The second type of data loss is caused by network intrusion, or the act of an unauthorized third party gaining access to proprietary information either physically or remotely.  Although perhaps less common than hardware or software failure, network intrusion can cause much bigger problems – and exponentially increase the cost to a business — as data is not merely lost or damaged but compromised.

The most carefully-laid plans for a secure network infrastructure fall apart when an intruder is allowed physical access to network resources (e.g., booting Linux in single-user mode or simply stealing a drive for data retrieval using a separate operating system).  Today’s premier data centers require biometric identity verification for access, use remote video surveillance to monitor the activities of individuals granted access and are staffed 24/7 by network experts.  Identities are verified before granting access to network resources such as login information or physical access to servers and routing equipment.
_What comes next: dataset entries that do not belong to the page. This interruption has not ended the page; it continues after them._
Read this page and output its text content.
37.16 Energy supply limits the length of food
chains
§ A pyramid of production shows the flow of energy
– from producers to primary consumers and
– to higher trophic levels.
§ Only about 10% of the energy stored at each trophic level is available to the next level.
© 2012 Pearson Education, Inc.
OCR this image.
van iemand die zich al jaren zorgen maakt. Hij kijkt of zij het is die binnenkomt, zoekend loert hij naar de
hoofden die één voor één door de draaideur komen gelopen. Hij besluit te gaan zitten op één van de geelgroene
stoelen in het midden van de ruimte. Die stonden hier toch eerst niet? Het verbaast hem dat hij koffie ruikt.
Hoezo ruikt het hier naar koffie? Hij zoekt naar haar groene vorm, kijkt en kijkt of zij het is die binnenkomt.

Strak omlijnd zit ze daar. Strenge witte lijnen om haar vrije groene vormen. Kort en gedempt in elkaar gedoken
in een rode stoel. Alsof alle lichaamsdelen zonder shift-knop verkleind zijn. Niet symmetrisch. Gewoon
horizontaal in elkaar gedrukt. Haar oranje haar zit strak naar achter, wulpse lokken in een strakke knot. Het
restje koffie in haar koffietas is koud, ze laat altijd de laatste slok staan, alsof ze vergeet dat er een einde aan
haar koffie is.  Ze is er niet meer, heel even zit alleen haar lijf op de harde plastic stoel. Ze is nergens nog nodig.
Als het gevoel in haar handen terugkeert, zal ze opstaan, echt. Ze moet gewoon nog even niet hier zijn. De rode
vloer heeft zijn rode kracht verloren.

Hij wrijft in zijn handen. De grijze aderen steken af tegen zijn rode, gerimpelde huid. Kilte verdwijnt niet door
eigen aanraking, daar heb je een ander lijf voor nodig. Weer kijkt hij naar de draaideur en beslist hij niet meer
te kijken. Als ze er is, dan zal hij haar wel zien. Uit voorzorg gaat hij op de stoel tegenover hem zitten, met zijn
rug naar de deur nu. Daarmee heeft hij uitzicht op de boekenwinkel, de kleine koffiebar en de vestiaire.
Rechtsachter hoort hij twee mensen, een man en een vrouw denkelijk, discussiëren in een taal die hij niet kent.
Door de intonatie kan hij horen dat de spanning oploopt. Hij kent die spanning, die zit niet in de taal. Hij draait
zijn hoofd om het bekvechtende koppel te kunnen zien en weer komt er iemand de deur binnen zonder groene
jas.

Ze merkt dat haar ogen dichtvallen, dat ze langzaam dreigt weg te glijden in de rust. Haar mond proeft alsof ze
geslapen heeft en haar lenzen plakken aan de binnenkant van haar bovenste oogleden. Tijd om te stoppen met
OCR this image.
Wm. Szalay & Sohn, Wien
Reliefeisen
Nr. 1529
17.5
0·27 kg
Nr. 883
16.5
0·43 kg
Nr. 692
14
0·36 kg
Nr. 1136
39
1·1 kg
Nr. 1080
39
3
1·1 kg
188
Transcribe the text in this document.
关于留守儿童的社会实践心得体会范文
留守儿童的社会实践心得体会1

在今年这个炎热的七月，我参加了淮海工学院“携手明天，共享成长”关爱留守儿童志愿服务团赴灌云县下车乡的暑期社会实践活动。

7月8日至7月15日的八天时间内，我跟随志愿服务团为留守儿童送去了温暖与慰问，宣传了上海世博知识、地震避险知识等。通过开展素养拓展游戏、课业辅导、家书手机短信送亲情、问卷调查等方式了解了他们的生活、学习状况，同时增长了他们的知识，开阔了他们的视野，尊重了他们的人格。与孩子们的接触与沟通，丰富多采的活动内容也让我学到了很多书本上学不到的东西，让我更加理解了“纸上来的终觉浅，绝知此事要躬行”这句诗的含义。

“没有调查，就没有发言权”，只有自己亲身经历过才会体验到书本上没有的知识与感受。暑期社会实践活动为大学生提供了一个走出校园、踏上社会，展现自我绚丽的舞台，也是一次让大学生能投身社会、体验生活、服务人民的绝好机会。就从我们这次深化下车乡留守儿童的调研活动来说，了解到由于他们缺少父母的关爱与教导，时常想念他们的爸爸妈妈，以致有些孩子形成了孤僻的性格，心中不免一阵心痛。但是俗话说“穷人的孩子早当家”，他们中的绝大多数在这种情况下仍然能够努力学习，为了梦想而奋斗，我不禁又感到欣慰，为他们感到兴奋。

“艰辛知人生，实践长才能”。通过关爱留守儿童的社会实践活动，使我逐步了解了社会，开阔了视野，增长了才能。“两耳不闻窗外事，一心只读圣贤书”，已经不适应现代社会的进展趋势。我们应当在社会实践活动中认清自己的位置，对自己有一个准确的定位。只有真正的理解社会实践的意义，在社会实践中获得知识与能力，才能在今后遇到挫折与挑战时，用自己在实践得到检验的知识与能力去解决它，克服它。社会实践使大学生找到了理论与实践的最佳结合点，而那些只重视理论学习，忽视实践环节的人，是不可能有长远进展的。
Employees handling sensitive information are trained on commonly used “social engineering” techniques.

For remote attacks, strong public key data encryption offers the highest level of data security against network intrusion, depending on its use and the availability of the relevant keys. The latest version of Transport Layer Security (TLS) or Secure Socket Layer (SSL) encryption is an absolute necessity to achieve PCI Compliance for web-based storefronts. Secure network tunnels, or Virtual Private Networks (VPN), provide a Public Key Infrastructure protection across non-web based Internet communications while True Private Networks (TPN) provide the same encrypted protection without the hazard of relaying information across the open Internet.

Intrusion Prevention software is recommended for terminals and servers that force registry changes to be manually opted into (in Windows systems), as well as for monitoring application-layer processes for permissions elevations and for scripting behavior that coincides with signatures pre-compiled from previous attack attempts. This measure is now commonly applied to great success on dedicated firewalls to prevent such activity from ever reaching production servers. Given the proliferation of code “injection” as a means to bypass firewalls that are unable to cope with OSI layer 7 based attacks, such systems are only going to become more vital to security infrastructure.

In large, multi-department corporations, the use of a Virtual Local Area Network (VLAN) logically segments internal network traffic, preventing data “leakage” across departments and mitigating the impact of any single network intrusion event.

For the IT-intensive business, there is a direct connection between profit and the data loss. Securing against the threat of system failure and network intrusion is a fundamental part of network and company policy design and cannot be left as an afterthought.